Kanker payudara masih menjadi penyebab kematian tertinggi akibat kanker pada perempuan di Indonesia. Jumlah perempuan di Indonesia yang melakukan skrining kanker payudara masih kurang dari 30 persen. Padahal, skrining ini amat penting untuk deteksi awal sehingga kasus kanker bisa ditemukan pada stadium dini.
Data Kementerian Kesehatan RI per 29 September 2025 menyebutkan, setidaknya dari 8,9 juta perempuan usia 30-69 tahun sudah melakukan cek kesehatan gratis. Sebanyak 2,8 juta (32 persen) melakukan skrining dengan sadanis. Sementara itu, sebanyak 478.819 perempuan telah melakukan pemeriksaan USG payudara. Terdapat 11.404 perempuan dengan benjolan payudara dan 1.273 perempuan dicurigai kanker. Sementara itu, dari 478.819 orang yang diperiksa USG payudara, ditemukan 1.300 kasus kista sederhana dan 3.715 kasus kista kompleks.
Dosen Departemen Biostatistik, Epidemiologi dan Kesehatan Populasi, FK-KMK UGM, Dr. dr. Prima Dewi Ratrikaningtyas, M.Biotech., menekankan pentingnya kesadaran akan skrining dan deteksi dini sebagai langkah utama menekan angka kematian akibat kanker ini. Menurutnya, skrining berperan besar dalam menemukan kanker payudara pada stadium awal ketika peluang kesembuhan masih tinggi. “Kanker payudara merupakan kanker dengan jumlah kasus dan penyebab kematian tertinggi pada perempuan di Indonesia. Dengan skrining dan deteksi dini, kanker dapat ditemukan pada stadium awal sehingga penanganan lebih efektif dan angka kesembuhan meningkat,” jelasnya, Rabu (8/10).
Namun, tantangan terbesar masih datang dari rendahnya kesadaran masyarakat untuk melakukan pemeriksaan rutin.

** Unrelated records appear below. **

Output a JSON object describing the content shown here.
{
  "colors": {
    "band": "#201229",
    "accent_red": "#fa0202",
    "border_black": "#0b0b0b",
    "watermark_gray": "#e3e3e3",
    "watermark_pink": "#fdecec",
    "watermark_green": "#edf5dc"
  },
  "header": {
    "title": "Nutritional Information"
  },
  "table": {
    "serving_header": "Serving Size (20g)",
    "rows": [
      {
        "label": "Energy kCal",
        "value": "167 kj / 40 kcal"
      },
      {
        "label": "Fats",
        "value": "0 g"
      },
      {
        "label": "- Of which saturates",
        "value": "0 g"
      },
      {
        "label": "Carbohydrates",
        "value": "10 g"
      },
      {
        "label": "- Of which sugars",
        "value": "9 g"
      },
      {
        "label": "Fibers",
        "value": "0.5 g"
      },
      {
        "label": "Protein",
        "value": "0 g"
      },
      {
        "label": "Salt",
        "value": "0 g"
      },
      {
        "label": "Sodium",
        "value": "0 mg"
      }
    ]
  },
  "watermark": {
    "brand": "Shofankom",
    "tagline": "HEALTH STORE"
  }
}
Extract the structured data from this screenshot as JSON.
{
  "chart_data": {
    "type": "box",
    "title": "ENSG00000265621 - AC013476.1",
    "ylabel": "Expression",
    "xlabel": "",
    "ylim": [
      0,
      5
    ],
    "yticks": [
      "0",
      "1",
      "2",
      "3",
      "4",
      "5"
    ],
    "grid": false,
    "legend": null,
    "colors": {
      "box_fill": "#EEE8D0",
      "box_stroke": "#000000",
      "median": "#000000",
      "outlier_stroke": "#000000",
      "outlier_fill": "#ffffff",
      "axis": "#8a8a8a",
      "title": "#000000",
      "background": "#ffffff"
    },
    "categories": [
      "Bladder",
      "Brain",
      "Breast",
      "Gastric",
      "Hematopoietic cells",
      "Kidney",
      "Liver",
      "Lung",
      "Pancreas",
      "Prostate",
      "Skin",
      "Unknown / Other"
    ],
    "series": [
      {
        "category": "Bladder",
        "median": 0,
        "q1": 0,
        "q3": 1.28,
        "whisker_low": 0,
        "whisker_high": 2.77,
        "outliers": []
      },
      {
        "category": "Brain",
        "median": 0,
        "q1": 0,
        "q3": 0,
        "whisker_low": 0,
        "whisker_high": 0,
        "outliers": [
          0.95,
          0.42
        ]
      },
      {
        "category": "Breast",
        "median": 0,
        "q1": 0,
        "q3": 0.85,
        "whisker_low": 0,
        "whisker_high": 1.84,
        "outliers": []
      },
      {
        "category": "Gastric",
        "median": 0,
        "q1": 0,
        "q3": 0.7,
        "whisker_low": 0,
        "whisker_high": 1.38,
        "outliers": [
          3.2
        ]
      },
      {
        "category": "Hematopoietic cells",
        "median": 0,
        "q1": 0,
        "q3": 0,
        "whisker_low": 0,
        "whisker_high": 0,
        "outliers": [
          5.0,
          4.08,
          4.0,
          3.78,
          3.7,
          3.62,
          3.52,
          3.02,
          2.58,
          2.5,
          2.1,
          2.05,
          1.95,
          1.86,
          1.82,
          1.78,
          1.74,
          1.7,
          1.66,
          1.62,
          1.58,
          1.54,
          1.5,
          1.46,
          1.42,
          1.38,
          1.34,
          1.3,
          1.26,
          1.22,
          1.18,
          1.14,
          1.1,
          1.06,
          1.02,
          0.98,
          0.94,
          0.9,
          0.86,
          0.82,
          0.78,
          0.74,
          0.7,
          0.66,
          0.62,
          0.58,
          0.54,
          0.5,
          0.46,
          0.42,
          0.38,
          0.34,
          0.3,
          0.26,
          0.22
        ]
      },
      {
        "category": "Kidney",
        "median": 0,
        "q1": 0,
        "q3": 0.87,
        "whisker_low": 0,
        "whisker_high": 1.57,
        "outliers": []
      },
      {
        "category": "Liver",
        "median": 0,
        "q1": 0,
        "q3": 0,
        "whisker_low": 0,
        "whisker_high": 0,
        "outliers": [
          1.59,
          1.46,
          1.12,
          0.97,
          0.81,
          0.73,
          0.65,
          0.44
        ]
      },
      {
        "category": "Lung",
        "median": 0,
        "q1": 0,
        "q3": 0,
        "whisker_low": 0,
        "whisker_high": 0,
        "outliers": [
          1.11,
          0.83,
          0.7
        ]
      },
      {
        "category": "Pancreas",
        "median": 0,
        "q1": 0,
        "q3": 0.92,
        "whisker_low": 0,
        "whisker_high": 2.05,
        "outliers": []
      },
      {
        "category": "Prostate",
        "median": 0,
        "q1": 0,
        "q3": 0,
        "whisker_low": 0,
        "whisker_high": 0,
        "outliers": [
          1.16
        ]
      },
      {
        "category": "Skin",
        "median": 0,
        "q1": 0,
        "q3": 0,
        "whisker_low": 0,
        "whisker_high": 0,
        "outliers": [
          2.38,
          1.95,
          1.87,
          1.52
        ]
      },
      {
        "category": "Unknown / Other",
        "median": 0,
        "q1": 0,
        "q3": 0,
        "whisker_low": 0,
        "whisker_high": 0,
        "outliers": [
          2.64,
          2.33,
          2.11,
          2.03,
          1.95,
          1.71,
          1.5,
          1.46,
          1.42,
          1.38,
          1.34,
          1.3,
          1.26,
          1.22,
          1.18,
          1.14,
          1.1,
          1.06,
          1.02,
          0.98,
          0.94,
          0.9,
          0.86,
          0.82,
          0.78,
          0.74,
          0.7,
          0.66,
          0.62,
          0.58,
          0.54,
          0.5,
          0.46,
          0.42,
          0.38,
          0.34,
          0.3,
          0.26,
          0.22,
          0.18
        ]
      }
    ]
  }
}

Banyak perempuan di Indonesia baru memeriksakan diri setelah merasakan gejala yang mengganggu. “Sebagian besar masyarakat kita masih berpikir jika belum sakit berarti belum perlu memeriksakan diri. Selain itu, kebutuhan skrining sering tidak dianggap prioritas, apalagi jika harus berbayar. Banyak perempuan juga takut mengetahui hasilnya jika ternyata positif kanker,” ungkapnya.
Untuk memperluas akses dan partisipasi skrining, Prima menilai perlu adanya kebijakan yang komprehensif, baik dari sisi layanan, pembiayaan, maupun edukasi publik. Ia menyarankan agar layanan skrining klinis payudara (CBE) dan rujukan mamografi dimasukkan ke dalam layanan rutin di Puskesmas dan fasilitas kesehatan primer. “Selain itu, perlu kampanye nasional berkelanjutan tentang pentingnya deteksi dini melalui berbagai media, serta memperkuat peran komunitas pasien dan penyintas kanker sebagai advokat di masyarakat,” imbuhnya.
Ia juga menyoroti pentingnya kolaborasi lintas sektor dalam memperkuat upaya deteksi dini. Menurutnya, kemitraan antara pemerintah, organisasi profesi, sektor pendidikan, lembaga swadaya masyarakat, dan sektor swasta perlu diperkuat. “Setiap sektor memiliki kapasitas berbeda yang dapat saling melengkapi. Dengan kolaborasi yang baik, upaya edukasi dan deteksi dini bisa menjangkau lebih banyak perempuan, termasuk di daerah terpencil,” jelas dr. Prima.
Lebih lanjut, ia berharap kebijakan kesehatan ke depan dapat memanfaatkan kemajuan teknologi untuk memperluas jangkauan layanan deteksi dini kanker. “Harapannya, masa depan kebijakan deteksi dini di Indonesia akan mengarah pada sistem yang lebih kolaboratif, digital, dan berbasis masyarakat, sehingga setiap perempuan bisa mendapat akses layanan kesehatan yang setara,” tutupnya.